More than 80 million adults in the US are estimated to use some form of alternative medicine, from herbs and megavitamins to yoga.
But while sweeping claims are made for these treatments, the scientific evidence for them often lags far behind: Studies and clinical trials, when they exist at all, can be shoddy in design and too small to yield reliable insights.
Now the federal government is working hard to raise the standards of evidence, seeking to distinguish between what is effective, useless and harmful or even dangerous.
“The research has been making steady progress,” said Dr Josephine P. Briggs, director of the National Center for Complementary and Alternative Medicine, a division of the National Institutes of Health.
For instance, a 2004 Harvard study identified 181 research papers on yoga therapy reporting that it could be used to treat an impressive array of ailments — including asthma, heart disease, hypertension, depression, back pain, bronchitis, diabetes, cancer, arthritis, insomnia, lung disease and high blood pressure.
It turned out that only 40 per cent of the studies used randomised controlled trials — the usual way of establishing reliable knowledge about whether a drug, diet or other intervention is really safe and effective. In such trials, scientists randomly assign patients to treatment or control groups with the aim of eliminating bias from clinician and patient decisions.

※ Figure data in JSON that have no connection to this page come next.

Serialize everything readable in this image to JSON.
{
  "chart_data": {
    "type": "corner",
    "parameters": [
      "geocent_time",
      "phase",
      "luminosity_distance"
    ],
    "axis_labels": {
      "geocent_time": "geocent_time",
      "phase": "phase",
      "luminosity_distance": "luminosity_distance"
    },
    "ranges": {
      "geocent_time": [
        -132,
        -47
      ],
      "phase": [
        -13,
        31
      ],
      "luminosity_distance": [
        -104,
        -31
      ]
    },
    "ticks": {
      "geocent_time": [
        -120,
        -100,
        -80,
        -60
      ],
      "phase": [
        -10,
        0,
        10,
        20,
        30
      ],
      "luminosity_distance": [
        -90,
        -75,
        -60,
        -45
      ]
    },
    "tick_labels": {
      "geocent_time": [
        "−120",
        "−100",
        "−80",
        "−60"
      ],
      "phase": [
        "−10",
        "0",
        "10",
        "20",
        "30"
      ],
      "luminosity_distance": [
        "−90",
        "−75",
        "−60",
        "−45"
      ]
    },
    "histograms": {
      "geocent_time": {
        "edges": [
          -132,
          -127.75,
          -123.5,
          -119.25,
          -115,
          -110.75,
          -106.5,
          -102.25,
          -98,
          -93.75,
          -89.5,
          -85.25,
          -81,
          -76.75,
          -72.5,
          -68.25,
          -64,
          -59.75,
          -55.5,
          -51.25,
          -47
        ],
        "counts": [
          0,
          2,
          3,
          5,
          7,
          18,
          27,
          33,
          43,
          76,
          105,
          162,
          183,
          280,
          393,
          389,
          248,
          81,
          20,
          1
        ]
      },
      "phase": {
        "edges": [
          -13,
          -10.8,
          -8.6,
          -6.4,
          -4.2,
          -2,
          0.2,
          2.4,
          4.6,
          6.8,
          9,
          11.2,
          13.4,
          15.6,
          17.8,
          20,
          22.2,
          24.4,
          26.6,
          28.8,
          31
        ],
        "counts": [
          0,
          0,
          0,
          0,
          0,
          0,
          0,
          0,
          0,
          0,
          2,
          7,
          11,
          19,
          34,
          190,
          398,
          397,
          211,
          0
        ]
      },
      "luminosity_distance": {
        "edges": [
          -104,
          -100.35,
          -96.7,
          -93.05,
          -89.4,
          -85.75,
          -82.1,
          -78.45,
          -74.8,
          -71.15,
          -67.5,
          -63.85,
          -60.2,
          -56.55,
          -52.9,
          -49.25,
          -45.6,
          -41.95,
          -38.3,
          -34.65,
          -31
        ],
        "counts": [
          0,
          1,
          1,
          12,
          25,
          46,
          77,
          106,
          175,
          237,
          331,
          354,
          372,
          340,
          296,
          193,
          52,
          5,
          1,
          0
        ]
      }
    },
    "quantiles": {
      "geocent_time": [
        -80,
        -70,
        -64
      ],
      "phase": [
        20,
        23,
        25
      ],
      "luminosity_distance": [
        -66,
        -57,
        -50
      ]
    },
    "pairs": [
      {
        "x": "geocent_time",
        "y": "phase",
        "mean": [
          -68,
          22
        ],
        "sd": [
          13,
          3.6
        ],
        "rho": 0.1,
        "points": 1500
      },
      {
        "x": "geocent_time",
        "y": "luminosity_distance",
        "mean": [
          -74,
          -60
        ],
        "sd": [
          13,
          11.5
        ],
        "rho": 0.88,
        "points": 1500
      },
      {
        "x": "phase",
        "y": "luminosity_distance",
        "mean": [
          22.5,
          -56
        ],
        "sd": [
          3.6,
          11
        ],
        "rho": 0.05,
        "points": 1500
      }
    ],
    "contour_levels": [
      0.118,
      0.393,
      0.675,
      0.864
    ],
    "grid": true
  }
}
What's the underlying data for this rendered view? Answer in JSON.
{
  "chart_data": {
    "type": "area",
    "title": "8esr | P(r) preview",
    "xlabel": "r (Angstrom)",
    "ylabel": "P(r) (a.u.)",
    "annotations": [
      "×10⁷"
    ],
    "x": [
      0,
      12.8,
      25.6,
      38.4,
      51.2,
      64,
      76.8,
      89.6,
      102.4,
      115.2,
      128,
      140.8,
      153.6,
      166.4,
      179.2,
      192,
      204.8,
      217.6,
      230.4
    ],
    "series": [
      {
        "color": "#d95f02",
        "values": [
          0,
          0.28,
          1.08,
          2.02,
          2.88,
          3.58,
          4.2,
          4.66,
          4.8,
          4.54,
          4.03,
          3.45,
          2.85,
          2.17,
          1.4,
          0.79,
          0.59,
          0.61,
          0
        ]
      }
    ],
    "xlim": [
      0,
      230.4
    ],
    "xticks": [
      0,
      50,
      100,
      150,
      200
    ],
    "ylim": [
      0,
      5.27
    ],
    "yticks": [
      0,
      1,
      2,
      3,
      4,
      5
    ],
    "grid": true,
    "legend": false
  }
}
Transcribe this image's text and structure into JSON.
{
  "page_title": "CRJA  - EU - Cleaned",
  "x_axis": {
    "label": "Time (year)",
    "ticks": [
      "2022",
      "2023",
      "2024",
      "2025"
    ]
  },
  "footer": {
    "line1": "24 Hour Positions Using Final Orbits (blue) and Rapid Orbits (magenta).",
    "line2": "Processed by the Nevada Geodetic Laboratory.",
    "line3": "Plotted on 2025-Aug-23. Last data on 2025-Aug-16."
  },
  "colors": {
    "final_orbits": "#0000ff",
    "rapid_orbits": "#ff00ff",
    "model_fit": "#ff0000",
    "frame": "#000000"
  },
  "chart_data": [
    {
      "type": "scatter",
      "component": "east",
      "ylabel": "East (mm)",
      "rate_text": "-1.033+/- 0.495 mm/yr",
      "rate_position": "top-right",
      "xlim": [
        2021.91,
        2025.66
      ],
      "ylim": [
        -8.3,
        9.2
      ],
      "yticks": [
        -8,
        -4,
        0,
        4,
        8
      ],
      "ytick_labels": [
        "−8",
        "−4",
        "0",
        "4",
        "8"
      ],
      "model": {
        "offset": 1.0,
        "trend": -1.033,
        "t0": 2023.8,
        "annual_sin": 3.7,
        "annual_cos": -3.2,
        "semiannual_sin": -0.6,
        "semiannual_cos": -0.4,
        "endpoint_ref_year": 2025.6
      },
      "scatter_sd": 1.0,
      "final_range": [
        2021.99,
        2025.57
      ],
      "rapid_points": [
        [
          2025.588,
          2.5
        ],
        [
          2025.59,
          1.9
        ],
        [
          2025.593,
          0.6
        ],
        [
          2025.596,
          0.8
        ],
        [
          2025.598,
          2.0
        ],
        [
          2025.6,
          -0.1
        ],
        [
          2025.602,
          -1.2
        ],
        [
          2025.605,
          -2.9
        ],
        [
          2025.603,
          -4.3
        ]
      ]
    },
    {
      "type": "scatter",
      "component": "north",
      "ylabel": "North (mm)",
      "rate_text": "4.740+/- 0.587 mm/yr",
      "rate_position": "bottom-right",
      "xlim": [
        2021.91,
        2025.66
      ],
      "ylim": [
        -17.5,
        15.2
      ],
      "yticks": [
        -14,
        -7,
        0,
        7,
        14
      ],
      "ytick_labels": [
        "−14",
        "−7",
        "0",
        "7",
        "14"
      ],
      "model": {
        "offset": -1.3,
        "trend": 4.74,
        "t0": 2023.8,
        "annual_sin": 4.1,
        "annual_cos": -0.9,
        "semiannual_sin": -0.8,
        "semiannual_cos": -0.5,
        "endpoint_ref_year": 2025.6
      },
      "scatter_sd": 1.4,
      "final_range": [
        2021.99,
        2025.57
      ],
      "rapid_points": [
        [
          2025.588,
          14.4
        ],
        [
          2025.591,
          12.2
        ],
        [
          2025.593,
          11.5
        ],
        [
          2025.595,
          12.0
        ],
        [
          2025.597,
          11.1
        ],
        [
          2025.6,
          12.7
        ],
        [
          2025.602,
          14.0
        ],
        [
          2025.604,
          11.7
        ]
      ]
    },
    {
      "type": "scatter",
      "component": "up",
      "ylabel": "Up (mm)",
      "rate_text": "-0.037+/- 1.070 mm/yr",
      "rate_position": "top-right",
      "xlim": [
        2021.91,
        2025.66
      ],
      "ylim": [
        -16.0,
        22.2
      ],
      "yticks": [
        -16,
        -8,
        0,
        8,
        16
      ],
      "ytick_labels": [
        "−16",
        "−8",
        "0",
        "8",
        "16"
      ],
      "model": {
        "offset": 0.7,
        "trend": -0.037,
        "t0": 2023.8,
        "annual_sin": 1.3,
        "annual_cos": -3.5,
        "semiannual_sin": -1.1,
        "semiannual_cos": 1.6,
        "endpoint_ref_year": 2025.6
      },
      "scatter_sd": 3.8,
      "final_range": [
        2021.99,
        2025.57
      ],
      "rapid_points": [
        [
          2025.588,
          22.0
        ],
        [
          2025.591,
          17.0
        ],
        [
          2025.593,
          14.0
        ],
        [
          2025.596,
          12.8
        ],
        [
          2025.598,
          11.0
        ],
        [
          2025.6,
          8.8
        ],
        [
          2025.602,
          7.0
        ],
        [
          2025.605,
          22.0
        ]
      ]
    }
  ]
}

Sat Bir S. Khalsa, the study’s author and a sleep researcher at the Harvard Medical School, said an added complication was that “the vast majority of these studies have been small,” averaging 30 or fewer subjects per arm of the randomised trial. The smaller the sample size, he warned, the greater the risk of error.
Critics of alternative medicine have seized on that weakness. R. Barker Bausell, a senior research methodologist at the University of Maryland and the author of Snake Oil Science, says small studies often have a built-in conflict of interest: they need to show positive results to win grants for larger investigations.
“All these things conspire to produce false positives,” Bausell said in an interview. “They make the results extremely questionable.”
That kind of fog is what Briggs and the National Center for Complementary and Alternative Medicine, with a budget of $122 million this year, are trying to eliminate. Their trials tend to be longer and larger. And if a treatment shows promise, the center extends the trials to many centers, further lowering the odds of false positives and investigator bias.
Briggs said such investments would be likely to pay off in the future by documenting real benefits from at least some of the unorthodox treatments.
An open question is how far the new wave will go. The high costs of good clinical trials means relatively few are done in the field of alternative therapies and relatively few of the extravagant claims are examined. “In tight funding times, that's going to get worse,” said Khalsa, who is conducting a clinical trial on whether yoga can fight insomnia.
“It’s a big problem. These grants are still very hard to get and the emphasis is still on conventional medicine, on the magic pill or procedure that’s going to take away all these diseases.”